Macron
forging ahead with plan to tap new PM, leaving opposition ‘dumbfounded’
A
high-stakes meeting Friday concluded without any apparent breakthroughs.
October
10, 2025 6:30 pm CET
By Victor
Goury-Laffont and Giorgio Leali
PARIS —
Emmanuel Macron’s high-stakes meeting with political leaders Friday ended with
several members of the opposition furious over the French president’s plan to
name a new prime minister later in the evening.
The
meeting, convened to address the political turmoil sparked by outgoing Prime
Minister Sébastien Lecornu’s shock resignation on Monday, was attended by all
parties in the French parliament except the far-right National Rally and the
hard-left France Unbowed.
But the
gathering, which lasted two hours, concluded without a breakthrough.
“We left
this meeting dumbfounded,” Marine Tondelier, the leader of the French Greens,
told reporters who had gathered in the Elysée courtyard before her departure.

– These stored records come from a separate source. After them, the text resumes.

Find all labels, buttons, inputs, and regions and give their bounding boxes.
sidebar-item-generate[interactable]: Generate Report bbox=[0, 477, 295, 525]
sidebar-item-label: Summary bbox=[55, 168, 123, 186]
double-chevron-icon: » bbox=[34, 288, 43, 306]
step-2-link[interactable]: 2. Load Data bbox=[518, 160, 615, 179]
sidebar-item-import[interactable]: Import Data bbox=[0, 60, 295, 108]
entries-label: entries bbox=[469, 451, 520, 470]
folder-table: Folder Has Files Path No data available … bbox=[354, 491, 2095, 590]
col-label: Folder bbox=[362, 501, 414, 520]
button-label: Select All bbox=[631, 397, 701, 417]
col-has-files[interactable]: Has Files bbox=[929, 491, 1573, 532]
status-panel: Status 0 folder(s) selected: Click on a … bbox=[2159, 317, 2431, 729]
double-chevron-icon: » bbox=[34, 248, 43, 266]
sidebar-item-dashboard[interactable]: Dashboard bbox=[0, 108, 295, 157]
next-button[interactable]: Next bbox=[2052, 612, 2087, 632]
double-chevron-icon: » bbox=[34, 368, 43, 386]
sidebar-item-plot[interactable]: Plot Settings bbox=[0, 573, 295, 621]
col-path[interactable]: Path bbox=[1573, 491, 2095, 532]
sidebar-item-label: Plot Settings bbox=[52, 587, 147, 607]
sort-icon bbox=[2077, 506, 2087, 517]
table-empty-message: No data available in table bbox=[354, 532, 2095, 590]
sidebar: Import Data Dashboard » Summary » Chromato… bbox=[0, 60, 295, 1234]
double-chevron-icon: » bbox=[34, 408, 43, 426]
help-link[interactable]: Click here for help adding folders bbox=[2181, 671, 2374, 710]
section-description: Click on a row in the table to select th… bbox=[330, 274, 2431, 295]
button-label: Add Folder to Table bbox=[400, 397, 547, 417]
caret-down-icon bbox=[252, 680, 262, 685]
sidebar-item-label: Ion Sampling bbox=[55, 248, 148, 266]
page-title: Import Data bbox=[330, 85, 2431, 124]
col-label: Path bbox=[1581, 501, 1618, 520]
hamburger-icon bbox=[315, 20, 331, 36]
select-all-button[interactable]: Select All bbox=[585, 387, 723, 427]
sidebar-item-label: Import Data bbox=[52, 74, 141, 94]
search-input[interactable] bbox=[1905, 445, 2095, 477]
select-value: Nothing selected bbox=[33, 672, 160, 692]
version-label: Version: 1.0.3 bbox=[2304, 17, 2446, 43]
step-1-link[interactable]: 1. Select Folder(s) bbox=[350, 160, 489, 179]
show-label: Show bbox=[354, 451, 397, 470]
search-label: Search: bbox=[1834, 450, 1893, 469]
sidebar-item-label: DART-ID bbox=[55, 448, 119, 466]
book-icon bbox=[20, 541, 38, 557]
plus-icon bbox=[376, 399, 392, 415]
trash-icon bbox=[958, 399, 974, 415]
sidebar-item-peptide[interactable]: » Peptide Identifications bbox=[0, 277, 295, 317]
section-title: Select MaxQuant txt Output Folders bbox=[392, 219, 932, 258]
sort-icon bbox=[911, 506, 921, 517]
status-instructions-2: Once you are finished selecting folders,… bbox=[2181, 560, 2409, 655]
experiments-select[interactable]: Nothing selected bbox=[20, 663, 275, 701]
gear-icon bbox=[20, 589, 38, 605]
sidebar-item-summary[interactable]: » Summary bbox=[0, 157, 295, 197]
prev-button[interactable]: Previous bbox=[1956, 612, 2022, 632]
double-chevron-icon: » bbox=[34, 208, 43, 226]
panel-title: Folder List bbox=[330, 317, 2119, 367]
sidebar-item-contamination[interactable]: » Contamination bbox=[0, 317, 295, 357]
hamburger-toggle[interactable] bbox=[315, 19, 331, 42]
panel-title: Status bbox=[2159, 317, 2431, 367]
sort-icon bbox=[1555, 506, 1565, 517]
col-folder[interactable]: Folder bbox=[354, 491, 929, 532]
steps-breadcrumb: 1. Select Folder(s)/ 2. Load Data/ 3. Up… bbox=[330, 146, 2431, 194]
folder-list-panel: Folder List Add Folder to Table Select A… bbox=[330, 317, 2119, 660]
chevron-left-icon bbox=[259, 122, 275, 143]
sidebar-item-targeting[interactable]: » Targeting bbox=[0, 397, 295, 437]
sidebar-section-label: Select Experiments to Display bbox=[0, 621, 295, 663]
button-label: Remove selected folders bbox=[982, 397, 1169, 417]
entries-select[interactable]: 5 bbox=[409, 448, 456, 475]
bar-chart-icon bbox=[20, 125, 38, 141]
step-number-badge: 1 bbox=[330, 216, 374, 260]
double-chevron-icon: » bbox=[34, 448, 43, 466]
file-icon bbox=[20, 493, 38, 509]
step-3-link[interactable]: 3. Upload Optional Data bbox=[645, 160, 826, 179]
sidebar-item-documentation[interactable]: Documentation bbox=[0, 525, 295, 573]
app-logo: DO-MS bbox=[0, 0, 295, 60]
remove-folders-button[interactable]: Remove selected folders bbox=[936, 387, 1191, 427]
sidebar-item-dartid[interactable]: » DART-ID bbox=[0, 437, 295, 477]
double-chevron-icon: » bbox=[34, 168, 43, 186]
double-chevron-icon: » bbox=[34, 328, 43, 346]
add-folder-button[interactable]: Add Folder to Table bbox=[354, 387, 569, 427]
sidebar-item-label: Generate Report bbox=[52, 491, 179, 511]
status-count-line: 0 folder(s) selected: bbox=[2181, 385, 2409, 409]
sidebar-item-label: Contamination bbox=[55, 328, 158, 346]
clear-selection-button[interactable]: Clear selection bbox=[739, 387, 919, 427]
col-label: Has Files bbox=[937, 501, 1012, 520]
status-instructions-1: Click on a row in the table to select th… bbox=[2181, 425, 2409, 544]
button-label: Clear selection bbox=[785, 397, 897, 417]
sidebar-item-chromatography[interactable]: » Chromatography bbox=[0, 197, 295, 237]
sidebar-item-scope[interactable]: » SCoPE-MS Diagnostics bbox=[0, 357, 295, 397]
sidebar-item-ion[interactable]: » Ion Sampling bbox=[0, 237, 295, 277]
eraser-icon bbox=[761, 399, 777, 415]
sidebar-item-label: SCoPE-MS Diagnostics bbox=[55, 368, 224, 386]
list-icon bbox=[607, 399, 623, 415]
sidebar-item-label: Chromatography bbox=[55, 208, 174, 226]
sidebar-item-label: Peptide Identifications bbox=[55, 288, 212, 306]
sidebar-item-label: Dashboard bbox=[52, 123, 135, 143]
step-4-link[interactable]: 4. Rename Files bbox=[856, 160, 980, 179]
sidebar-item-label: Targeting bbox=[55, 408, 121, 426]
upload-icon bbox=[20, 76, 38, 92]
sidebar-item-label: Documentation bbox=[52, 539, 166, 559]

“We feel that we came away with no answers whatsoever, except that the next
prime minister, who will be appointed in the next few hours, will not be from
our political camp.”
Other
political leaders who spoke to the press confirmed that the French president
was planning to name a new prime minister Friday night and that it would not be
someone from the political left.
Tondelier,
along with her allies from the center-left Socialist Party and the Communist
Party, had been pushing for a prime minister from one of their ranks to be
appointed after the last three governments — composed of centrists and
conservatives — all collapsed.
Speculation
over who Macron might appoint next has run rampant, with possibilities
including Lecornu being reappointed or the formation of a so-called technical
government made up of non-political experts.
Multiple
attendees reported that the French president expressed a willingness to make
limited concessions on the contentious law passed two years ago, which raised
the retirement age.
But that
offer — reportedly to temporarily push back the incremental adjustment by a
year — was largely viewed as insufficient.
Socialist
Party head Olivier Faure insisted that the Socialists were calling for the 2023
reform to be suspended altogether, not just for the increase in the minimum age
to be temporarily postponed.
Most of
Macron’s current and past allies departed the Elysée without speaking to the
media. Former Prime Minister Gabriel Attal — the president of Macron’s party
Renaissance, who has grown increasingly critical of his former boss — attempted
to slink out discreetly. Green party leaders addressed reporters.
Only
Edouard Philippe, Macron’s former prime minister, who called on his old boss to
step down Tuesday, spoke. He said to the press: “See you soon.”